Running Solr in Docker — Dock the pain away

Reason

We recently relaunched a .NET Core and AngularJS based version of the AKA-IT Self Service Portal. One of the things that didn’t make it into the initial release was a proper search feature.

From previous experience I am fairly certain Solr would be a perfect fit for our needs, but one of the things I felt was a hassle when last working with Solr was the deployment aspect in a Windows environment: installing and configuring the Solr Windows service; making sure the right Java version is installed; doing this for all servers in the webfarm; setting up test and staging environments; making sure colleagues know how to set up Solr on their work stations for local development.

With the advent of Docker the job of creating and maintaining scripts and deployment procedures for Solr might be simplified considerably. Let’s find out:)

The goals are to…

  • Run Solr without having to deal with Java and Windows service installations, i.e. run it in a Docker container that can be deployed to various environments.
  • Configure three Solr cores, using as much default Solr configuration as possible (I chose to split danish, english and german languages into separate cores but YMMV).
  • Add a sample document to a core.
  • Keep the Solr Docker container clean of any custom configuration and indexed data.
  • Check that the core config and indexes survive container deletion.

The reasons for the last two points are:

  • The Docker build scripts (Dockerfiles) and Solr core configurations should live alongside the rest of our VisualStudio solution in our regular VCS.
  • Default index data can be provided for integration tests.
  • Index data must be independent of the Docker container’s lifetime. There are millions of documents in our production environment, i.e. running a full index rebuild on each deployment is not an option — we’ll have to configure incremental updates, likely using a Data Import Handler.
  • The Solr Docker image is kept clean of any changes making it easy to update to newer versions.

Code

To achieve the above we’ll do the following:

  1. Put our Solr configuration files in a local folder, i.e. outside of our Docker container.
  2. Run the Solr container and mount the folder created earlier within it. Note: This approach is used for simplicity as I have yet to dive into data volumes, Dockerfiles and similar topics.
  3. Index some data.
  4. Verify that the cores and indexes survive container deletion.

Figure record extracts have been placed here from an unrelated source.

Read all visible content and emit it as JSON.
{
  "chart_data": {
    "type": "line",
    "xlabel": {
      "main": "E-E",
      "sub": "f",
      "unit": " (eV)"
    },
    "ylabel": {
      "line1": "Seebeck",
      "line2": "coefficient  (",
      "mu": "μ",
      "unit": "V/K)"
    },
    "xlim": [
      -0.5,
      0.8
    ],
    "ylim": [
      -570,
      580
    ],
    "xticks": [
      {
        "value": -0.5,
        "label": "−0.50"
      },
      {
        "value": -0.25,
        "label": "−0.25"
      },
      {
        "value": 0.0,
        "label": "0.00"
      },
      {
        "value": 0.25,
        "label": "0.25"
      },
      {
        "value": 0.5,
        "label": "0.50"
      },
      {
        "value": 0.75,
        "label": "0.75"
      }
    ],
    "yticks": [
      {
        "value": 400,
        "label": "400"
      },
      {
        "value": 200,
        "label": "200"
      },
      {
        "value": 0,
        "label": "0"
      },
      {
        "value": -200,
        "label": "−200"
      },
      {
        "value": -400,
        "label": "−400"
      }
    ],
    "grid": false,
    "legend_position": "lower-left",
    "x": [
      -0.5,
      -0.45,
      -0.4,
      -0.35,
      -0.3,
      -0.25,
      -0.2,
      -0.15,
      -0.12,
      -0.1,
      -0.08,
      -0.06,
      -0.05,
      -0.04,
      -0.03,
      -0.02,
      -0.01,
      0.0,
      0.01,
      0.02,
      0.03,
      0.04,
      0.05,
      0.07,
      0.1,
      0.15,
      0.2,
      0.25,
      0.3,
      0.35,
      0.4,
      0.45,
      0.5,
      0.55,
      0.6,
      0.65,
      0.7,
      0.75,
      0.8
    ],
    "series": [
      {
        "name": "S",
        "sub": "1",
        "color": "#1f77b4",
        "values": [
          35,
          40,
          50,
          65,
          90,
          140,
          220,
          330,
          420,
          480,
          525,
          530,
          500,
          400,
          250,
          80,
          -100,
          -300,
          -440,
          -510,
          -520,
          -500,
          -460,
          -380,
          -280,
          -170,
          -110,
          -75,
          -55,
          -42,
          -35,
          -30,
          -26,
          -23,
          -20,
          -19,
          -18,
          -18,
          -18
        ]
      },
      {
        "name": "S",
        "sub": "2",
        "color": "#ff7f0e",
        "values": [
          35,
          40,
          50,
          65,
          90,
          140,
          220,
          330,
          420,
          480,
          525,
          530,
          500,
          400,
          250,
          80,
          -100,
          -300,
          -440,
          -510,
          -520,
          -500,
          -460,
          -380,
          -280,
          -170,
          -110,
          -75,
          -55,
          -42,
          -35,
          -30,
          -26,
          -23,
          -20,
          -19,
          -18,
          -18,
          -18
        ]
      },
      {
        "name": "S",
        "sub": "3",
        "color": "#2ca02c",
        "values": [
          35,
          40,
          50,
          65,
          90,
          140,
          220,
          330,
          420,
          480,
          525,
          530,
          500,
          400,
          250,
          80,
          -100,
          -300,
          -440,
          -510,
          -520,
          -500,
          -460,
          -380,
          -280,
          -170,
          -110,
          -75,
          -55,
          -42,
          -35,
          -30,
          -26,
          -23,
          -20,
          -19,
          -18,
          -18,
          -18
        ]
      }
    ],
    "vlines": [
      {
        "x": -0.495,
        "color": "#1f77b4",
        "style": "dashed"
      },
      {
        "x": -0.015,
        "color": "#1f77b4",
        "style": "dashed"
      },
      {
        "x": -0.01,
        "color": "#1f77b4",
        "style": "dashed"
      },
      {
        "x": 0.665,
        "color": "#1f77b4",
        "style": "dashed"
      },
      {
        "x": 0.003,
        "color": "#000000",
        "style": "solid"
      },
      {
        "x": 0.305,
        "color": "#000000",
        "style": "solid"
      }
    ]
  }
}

Preparing the Solr core configurations

We’ll start of by preparing a directory that will contain our Solr configuration and any data indexed by Solr. To do this simply copy Solr core configurations into a local folder. Make sure the directory and file structure is as expected by Solr. E.g. my three language cores are laid out as follows:

Solr core configurations

For simplicity you should copy the configuration directory to the Windows “Users” directory as Docker has access to it by default:

If you are using Docker Machine on Mac or Windows, your Engine daemon has only limited access to your OS X or Windows filesystem. Docker Machine tries to auto-share your /Users (OS X) or C:\Users (Windows) directory.
All other paths come from your virtual machine’s filesystem, so if you want to make some other host folder available for sharing, you need to do additional work. In the case of VirtualBox you need to make the host folder available as a shared folder in VirtualBox. Then, you can mount it using the Docker -v flag.

Note: If you don’t have any Solr core configurations lying around, you can obtain a clean copy by following the steps at the end of this article.

Running the Solr Docker container

Prerequisites:

To run Solr and use the three core configurations shown earlier, I ran the following:

docker run --name DockerSolr ^
-v /c/Users/DockerSolrShared/Danish:/opt/solr/server/solr/Danish ^
-v /c/Users/DockerSolrShared/English:/opt/solr/server/solr/English ^
-v /c/Users/DockerSolrShared/German:/opt/solr/server/solr/German ^
-d -p 1234:8983 -t solr
  • The --name option allows us to reference the container via something other than it’s lengthy ID.
  • The -v option is used to mount the directory containing Solr core configs and data inside the container at /opt/solr/server/solr/. Note: It’s important to write “/c/Users/” and not “/C/Users/”.
  • The -d option runs the container in the background so you can continue work in the same console.
  • The -p option starts the container on port 1234 and forwards the traffic to Solr running inside the container on port 8983.

Once the command has finished succesfully, you should be able to access the Solr web interface via your Docker machine’s IP on port 1234. You can retrieve the Docker machine IP by running docker-machine ip.

docker-machine ip command

Using the inspect-command you can verify the directory mount points.

docker inspect DockerSolr

docker-inspect command

If the configurations are loaded correctly you’ll be able to work with Solr as per usual.

Solr core configuration from shared directory

Example

To add data to an index simply use the Solr admin web interface.

Solr add document

Search for the data to verifiy it’s been written to the index.

Solr search

To verify that the data is indeed decoupled from the container, the last thing to do is:

  1. Stop and remove the Docker container by running docker rm -f DockerSolr.
  2. Rerun the lengthy Docker command used to start the Solr container.
  3. Check that our cores and indexed documents are still available.

Conclusion

I must say I am nothing less than blown away by Docker and the possibilities of distributing ready-to-run containers. In a production scenario I’d go for proper data volumes rather than sharing local folders, but I feel that’s a minor detail in the overall awesomeness and joy it has been to get a easily distributable Solr instance running within mere hours (mind you this includes installing and learning all the basic Docker stuff as well).
Get on the hype train and get started with Docker!

Addendum — Getting a clean Solr core config

  1. Run the Solr container.
  2. Create a new core via the Solr admin web interface or via the Docker command line as detailed in the above guide.
  3. Copy the configuration and data directory from the Docker container to a local folder using the “cp” command.

E.g. the command shown below copies files from the DockerSolr container’s /opt/solr/server/solr/MyCore-directory to the local directory C:\Users\DockerSolrShared.

docker cp DockerSolr:/opt/solr/server/solr/MyCore C:\Users\DockerSolrShared

You should end up with something like this:

Solr core configuration and data directories